7月10日から11日(日本時間)にかけて、国際的に重要度の高いニュースを整理しました。ホルムズ海峡を巡る緊張が一段と制度的な対立へと深まっている点や、AI技術の評価基準が変化している点が主要なトピックです。

以下に重要度順のハイライトを10本選出しました。

  1. ホルムズ海峡危機:IMOがイランの管理権限を否定
    国際海事機関(IMO)理事会は、イランによるペルシャ湾海峡庁(PGSA)を通じた通航管理を強く非難しました。法的拘束力はないものの、国際航行の自由を巡る対立が「通航量の減少」から「制度・管轄権を巡る対立」へと深刻化しています。
  2. 日本関係船舶、ホルムズ海峡からほぼ退避
    海峡の緊張を受け、日本関係船舶(原油タンカー含む)は湾内から大半が退出。残存船舶は4隻まで減少し、日本のエネルギー輸送におけるリスク回避措置が事実上完了しました。
  3. AI業界の転換点:モデルの性能から「実務完遂力」へ
    xAI社の「Grok 4.5」に対する独立検証結果(幻覚率の高さなど)が公開され、AI競争の軸が単なるモデルの巨大化から、監督なしでいかに安価かつ確実に実務を完遂できるかという「実用性」へシフトしています。
  4. ドイツで大規模な鉄道通信障害
    ドイツ鉄道(DB)で通信システムに大規模な障害が発生し、全国的に運行が一時停止しました。インフラのデジタル依存リスクが改めて浮き彫りとなりました。
  5. ドイツ連立与党が経済改革パッケージを公表
    景気停滞が懸念される中、雇用促進や経済回復を目指す34項目の改革パッケージが発表されました。欧州経済のエンジンであるドイツの動向として注目されています。
  6. フランス大統領選に向けた政治情勢(国民連合)
    極右「国民連合」のルペン氏が2度目の有罪判決を受けつつも、2027年の大統領選への立候補を改めて表明しました。フランスの政治的不透明感が続いています。
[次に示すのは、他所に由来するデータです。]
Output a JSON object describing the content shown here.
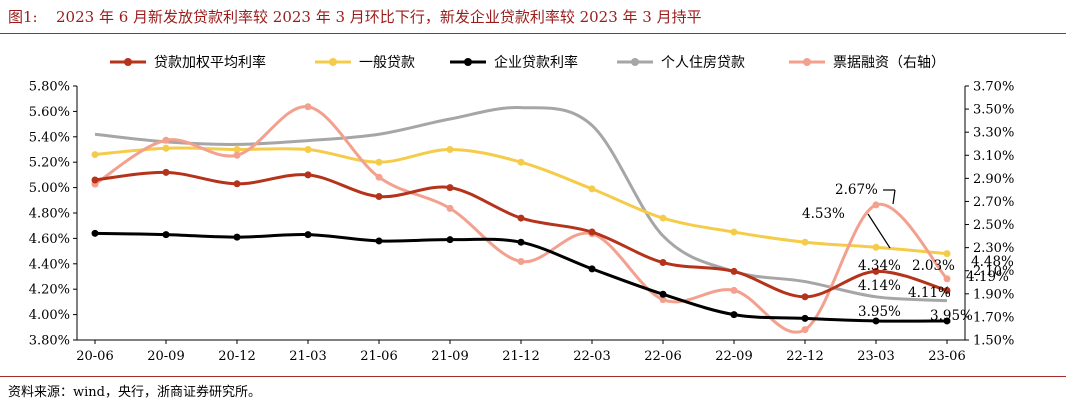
{
  "figure": {
    "label": "图1:",
    "title": "2023 年 6 月新发放贷款利率较 2023 年 3 月环比下行，新发企业贷款利率较 2023 年 3 月持平",
    "source": "资料来源：wind，央行，浙商证券研究所。"
  },
  "chart_data": {
    "type": "line",
    "x": [
      "20-06",
      "20-09",
      "20-12",
      "21-03",
      "21-06",
      "21-09",
      "21-12",
      "22-03",
      "22-06",
      "22-09",
      "22-12",
      "23-03",
      "23-06"
    ],
    "y_left": {
      "min": 3.8,
      "max": 5.8,
      "ticks": [
        "3.80%",
        "4.00%",
        "4.20%",
        "4.40%",
        "4.60%",
        "4.80%",
        "5.00%",
        "5.20%",
        "5.40%",
        "5.60%",
        "5.80%"
      ]
    },
    "y_right": {
      "min": 1.5,
      "max": 3.7,
      "ticks": [
        "1.50%",
        "1.70%",
        "1.90%",
        "2.10%",
        "2.30%",
        "2.50%",
        "2.70%",
        "2.90%",
        "3.10%",
        "3.30%",
        "3.50%",
        "3.70%"
      ]
    },
    "legend_position": "top",
    "grid": false,
    "series": [
      {
        "name": "贷款加权平均利率",
        "axis": "left",
        "color": "#b5331a",
        "marker": true,
        "values": [
          5.06,
          5.12,
          5.03,
          5.1,
          4.93,
          5.0,
          4.76,
          4.65,
          4.41,
          4.34,
          4.14,
          4.34,
          4.19
        ]
      },
      {
        "name": "一般贷款",
        "axis": "left",
        "color": "#f5cc4a",
        "marker": true,
        "values": [
          5.26,
          5.31,
          5.3,
          5.3,
          5.2,
          5.3,
          5.2,
          4.99,
          4.76,
          4.65,
          4.57,
          4.53,
          4.48
        ]
      },
      {
        "name": "企业贷款利率",
        "axis": "left",
        "color": "#000000",
        "marker": true,
        "values": [
          4.64,
          4.63,
          4.61,
          4.63,
          4.58,
          4.59,
          4.57,
          4.36,
          4.16,
          4.0,
          3.97,
          3.95,
          3.95
        ]
      },
      {
        "name": "个人住房贷款",
        "axis": "left",
        "color": "#a6a6a6",
        "marker": false,
        "values": [
          5.42,
          5.36,
          5.34,
          5.37,
          5.42,
          5.54,
          5.63,
          5.49,
          4.62,
          4.34,
          4.26,
          4.14,
          4.11
        ]
      },
      {
        "name": "票据融资（右轴）",
        "axis": "right",
        "color": "#f4a08e",
        "marker": true,
        "values": [
          2.85,
          3.23,
          3.1,
          3.52,
          2.91,
          2.64,
          2.18,
          2.42,
          1.85,
          1.93,
          1.59,
          2.67,
          2.03
        ]
      }
    ],
    "annotations": [
      "4.53%",
      "4.48%",
      "2.67%",
      "4.34%",
      "2.03%",
      "4.19%",
      "4.14%",
      "4.11%",
      "3.95%",
      "3.95%"
    ]
  }
}
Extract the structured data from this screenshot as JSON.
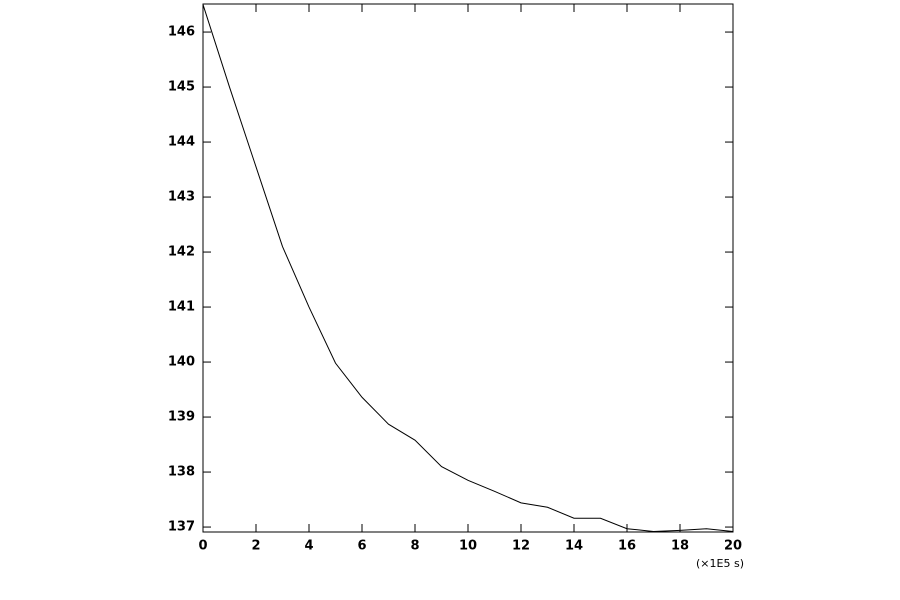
{
  "chart_data": {
    "type": "line",
    "x_label": "(×1E5 s)",
    "x": [
      0,
      1,
      2,
      3,
      4,
      5,
      6,
      7,
      8,
      9,
      10,
      11,
      12,
      13,
      14,
      15,
      16,
      17,
      18,
      19,
      20
    ],
    "series": [
      {
        "color": "#000000",
        "values": [
          146.5,
          145.0,
          143.55,
          142.1,
          141.0,
          139.98,
          139.36,
          138.87,
          138.58,
          138.1,
          137.85,
          137.65,
          137.44,
          137.36,
          137.16,
          137.16,
          136.97,
          136.92,
          136.94,
          136.97,
          136.92
        ]
      }
    ],
    "xlim": [
      0,
      20
    ],
    "xticks": [
      0,
      2,
      4,
      6,
      8,
      10,
      12,
      14,
      16,
      18,
      20
    ],
    "ylim": [
      136.91,
      146.51
    ],
    "yticks": [
      137,
      138,
      139,
      140,
      141,
      142,
      143,
      144,
      145,
      146
    ],
    "grid": false
  }
}
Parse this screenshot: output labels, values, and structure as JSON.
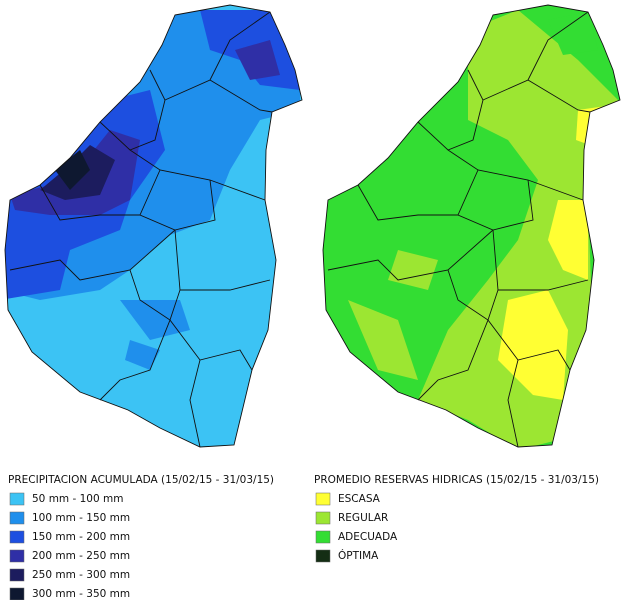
{
  "maps": [
    {
      "legend": {
        "title": "PRECIPITACION ACUMULADA (15/02/15 - 31/03/15)",
        "items": [
          {
            "label": "50 mm - 100 mm",
            "color": "#3cc3f4"
          },
          {
            "label": "100 mm - 150 mm",
            "color": "#1f8fec"
          },
          {
            "label": "150 mm - 200 mm",
            "color": "#1d4fe0"
          },
          {
            "label": "200 mm - 250 mm",
            "color": "#2f2fa6"
          },
          {
            "label": "250 mm - 300 mm",
            "color": "#1c1c5e"
          },
          {
            "label": "300 mm - 350 mm",
            "color": "#0e1830"
          }
        ]
      }
    },
    {
      "legend": {
        "title": "PROMEDIO RESERVAS HIDRICAS (15/02/15 - 31/03/15)",
        "items": [
          {
            "label": "ESCASA",
            "color": "#ffff33"
          },
          {
            "label": "REGULAR",
            "color": "#9ce632"
          },
          {
            "label": "ADECUADA",
            "color": "#33dd33"
          },
          {
            "label": "ÓPTIMA",
            "color": "#142e14"
          }
        ]
      }
    }
  ]
}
  7. カナダ、次期潜水艦の調達でドイツ企業を選定
    NATOとの相互運用性を重視し、カナダ政府が次期潜水艦の調達先としてドイツ企業を選定しました。国防予算と国際協調のバランスが再確認されています。
  8. 米国、対イラン報復の余波と石油市場の混乱
    ホルムズ海峡での商船攻撃と報復が続く中、米エネルギー省(EIA)は供給不安による油価変動を予測。原油市場の乱高下が依然として続いています。
  9. 米国USTR、強制労働産品の輸入制限公聴会
    強制労働に関連する製品の輸入禁止措置に関し、関税案を巡る公聴会が開催されました。国際的なサプライチェーンの透明性と人権基準の厳格化が進んでいます。
  10. 「アニメエキスポ2026」米ロサンゼルスで開催
    米最大級のアニメイベントが開催され、日本コンテンツの国際的な市場価値が改めて示されました。文化ソフトパワーの経済的影響力が継続的に拡大しています。